Money Quote: “I’ve always cooked from a place of connection. For me, going smaller — running a food truck — made sense. Sometimes I think we lose that human connection in dining. I love being able to see guests come back, to build those relationships.”
What was your first job in San Antonio’s food scene?
I worked at Las Canarias for seven years — it was my first job here. I was also the chef de cuisine at Mokara for a time. I also helped open the Hotel Emma.
Tell me about your culinary roots.
I did my internship at my uncle’s Cantonese restaurant in Mexico City. I grew up with both Asian and Mexican cooking in my household. Both hold a great sense of nostalgia for me.

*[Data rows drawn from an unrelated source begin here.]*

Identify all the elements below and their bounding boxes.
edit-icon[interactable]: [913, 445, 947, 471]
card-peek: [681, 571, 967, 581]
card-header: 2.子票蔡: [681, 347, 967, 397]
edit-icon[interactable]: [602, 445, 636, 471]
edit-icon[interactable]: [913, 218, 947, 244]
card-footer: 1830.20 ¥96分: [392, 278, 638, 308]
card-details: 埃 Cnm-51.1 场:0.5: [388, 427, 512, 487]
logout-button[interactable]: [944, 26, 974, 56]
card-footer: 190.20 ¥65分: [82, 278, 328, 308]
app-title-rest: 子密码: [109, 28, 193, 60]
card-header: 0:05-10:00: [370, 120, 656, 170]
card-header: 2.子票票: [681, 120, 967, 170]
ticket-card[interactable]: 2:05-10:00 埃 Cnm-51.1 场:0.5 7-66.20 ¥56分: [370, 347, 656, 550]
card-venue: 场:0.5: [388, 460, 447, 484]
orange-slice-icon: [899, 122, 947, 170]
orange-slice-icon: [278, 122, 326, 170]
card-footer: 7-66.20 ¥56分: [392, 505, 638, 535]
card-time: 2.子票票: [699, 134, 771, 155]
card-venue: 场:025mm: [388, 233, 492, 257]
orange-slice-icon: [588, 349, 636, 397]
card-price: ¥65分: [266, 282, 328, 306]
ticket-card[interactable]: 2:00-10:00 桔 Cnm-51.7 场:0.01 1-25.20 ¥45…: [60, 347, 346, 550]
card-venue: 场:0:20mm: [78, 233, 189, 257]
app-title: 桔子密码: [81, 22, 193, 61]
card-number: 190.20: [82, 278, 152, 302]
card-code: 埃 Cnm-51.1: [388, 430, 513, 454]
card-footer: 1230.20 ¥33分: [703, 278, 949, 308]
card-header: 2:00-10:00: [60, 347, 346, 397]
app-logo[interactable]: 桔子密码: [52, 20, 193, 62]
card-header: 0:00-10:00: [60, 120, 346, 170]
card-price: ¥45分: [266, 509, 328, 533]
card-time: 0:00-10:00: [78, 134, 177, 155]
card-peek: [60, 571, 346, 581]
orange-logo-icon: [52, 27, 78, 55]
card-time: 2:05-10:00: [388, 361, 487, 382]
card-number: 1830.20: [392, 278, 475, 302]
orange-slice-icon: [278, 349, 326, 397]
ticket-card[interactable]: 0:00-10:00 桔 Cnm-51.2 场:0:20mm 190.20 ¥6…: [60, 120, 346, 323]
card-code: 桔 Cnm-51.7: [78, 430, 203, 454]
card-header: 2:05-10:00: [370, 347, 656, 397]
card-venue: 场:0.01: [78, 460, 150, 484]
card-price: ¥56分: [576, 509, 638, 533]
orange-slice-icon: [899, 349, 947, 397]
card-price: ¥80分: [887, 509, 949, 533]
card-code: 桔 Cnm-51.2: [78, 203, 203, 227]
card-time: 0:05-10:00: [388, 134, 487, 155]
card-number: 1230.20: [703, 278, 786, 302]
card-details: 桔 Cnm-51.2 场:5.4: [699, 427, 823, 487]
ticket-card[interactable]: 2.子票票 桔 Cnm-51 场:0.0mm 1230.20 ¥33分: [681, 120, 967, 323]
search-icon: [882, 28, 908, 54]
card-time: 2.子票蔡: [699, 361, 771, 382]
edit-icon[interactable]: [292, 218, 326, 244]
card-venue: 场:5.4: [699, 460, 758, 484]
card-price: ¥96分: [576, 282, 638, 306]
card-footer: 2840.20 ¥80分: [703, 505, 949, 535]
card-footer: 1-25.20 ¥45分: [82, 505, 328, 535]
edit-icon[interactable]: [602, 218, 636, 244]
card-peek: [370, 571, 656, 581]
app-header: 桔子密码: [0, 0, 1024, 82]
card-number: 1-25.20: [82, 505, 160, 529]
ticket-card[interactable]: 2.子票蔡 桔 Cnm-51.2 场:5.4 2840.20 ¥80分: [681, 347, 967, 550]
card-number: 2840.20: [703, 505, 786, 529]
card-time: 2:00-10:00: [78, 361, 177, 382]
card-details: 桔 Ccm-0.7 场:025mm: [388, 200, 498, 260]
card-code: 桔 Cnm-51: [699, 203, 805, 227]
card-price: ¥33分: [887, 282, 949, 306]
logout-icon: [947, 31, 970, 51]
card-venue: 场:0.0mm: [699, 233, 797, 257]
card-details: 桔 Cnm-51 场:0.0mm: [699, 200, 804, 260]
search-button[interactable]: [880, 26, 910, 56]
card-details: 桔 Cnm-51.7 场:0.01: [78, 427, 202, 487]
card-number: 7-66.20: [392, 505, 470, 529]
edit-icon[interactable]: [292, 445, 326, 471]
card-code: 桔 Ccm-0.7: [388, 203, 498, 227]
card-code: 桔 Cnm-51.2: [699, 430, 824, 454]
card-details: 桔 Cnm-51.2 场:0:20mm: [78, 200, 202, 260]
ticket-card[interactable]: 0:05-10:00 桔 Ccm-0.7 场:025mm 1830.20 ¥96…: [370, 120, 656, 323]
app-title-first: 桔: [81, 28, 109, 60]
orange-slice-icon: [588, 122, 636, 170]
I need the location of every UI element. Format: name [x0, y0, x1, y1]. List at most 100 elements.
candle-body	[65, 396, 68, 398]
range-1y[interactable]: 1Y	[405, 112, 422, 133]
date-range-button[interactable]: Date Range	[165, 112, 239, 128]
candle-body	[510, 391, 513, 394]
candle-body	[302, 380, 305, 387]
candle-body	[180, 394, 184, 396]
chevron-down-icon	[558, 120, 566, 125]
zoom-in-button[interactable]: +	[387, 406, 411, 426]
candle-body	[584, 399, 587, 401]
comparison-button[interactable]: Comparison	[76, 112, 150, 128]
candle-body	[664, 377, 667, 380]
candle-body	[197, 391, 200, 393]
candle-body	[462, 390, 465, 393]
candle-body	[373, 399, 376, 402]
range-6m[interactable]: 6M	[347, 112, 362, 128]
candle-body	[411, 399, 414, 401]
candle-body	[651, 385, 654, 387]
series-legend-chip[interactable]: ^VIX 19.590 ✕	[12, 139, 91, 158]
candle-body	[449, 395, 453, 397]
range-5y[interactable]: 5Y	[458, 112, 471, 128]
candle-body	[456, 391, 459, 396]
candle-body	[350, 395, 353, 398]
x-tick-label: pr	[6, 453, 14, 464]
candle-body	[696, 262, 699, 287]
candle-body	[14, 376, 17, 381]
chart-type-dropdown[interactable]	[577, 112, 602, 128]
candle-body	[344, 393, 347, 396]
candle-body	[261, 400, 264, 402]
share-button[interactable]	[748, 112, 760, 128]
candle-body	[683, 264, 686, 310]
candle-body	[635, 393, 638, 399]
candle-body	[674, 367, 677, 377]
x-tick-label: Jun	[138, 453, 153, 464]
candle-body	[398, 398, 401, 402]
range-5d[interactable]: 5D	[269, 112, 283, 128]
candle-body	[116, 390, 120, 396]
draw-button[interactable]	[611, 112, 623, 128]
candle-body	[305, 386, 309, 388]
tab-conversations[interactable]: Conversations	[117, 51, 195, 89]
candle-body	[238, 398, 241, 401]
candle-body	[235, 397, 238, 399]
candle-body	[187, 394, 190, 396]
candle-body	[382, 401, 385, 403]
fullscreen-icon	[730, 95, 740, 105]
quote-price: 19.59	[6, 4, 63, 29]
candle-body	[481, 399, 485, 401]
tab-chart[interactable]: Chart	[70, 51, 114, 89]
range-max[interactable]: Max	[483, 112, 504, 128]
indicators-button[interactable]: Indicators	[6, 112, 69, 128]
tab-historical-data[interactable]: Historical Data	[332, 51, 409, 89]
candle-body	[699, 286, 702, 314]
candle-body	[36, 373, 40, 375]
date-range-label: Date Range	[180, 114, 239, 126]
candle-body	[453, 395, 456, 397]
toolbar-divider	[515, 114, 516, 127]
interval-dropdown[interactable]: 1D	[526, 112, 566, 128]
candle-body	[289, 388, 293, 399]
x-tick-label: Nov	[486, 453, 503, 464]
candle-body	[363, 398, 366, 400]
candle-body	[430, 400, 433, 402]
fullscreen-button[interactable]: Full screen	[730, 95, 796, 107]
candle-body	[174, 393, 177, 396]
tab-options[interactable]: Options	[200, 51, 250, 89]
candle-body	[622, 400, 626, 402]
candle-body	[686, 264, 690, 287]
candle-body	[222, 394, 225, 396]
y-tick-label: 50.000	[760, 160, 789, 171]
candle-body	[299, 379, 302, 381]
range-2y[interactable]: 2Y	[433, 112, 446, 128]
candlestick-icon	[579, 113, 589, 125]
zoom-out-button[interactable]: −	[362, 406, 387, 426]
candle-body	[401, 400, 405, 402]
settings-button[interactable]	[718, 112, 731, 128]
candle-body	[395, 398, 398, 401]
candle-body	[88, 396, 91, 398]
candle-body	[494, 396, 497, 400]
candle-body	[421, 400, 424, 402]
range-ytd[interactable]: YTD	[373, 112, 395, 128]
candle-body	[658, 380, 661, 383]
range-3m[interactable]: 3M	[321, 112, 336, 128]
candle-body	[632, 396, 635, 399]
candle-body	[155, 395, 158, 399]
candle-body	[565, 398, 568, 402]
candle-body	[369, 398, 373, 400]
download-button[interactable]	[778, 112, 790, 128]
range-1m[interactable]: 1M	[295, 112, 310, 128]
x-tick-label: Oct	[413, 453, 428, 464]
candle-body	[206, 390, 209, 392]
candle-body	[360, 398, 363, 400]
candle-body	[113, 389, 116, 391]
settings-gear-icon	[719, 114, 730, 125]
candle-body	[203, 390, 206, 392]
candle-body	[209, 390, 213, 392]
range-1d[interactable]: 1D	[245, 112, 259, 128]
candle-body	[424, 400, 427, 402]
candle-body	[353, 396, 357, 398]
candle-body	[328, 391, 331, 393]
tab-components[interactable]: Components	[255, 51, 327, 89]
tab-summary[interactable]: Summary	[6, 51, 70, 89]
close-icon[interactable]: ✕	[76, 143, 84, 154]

San Antonio truly grew on me. In LA, I was a guppy in an ocean of sharks, because everyone there wanted to be a chef. Here, I was able to carve out my own path.
What inspired you to launch Wok Wey?
Nostalgia from my childhood, growing up experiencing Mexican and Asian cuisine. I always say I work for Wok Wey, not the other way around. I’d love for it to become a brand that expands, but I want it to grow with the same heart it started with.
You recently served as a UNESCO Chef Ambassador. What did that experience teach you?
It really reminded me how much culture and tradition we have in San Antonio — and how important it is to keep those things alive.
What do you love most about the Alamo City food community?
San Antonio still has that small-town-in-a-big-city vibe. A lot of what keeps us going are those repeat guests. It’s humbling to see familiar faces and comments from people who truly enjoy what we’re doing.
Was it difficult to leave Carriqui?
The hardest part was leaving my team. I truly treated it like it was my own place. I felt like I had the most beautiful restaurant in town.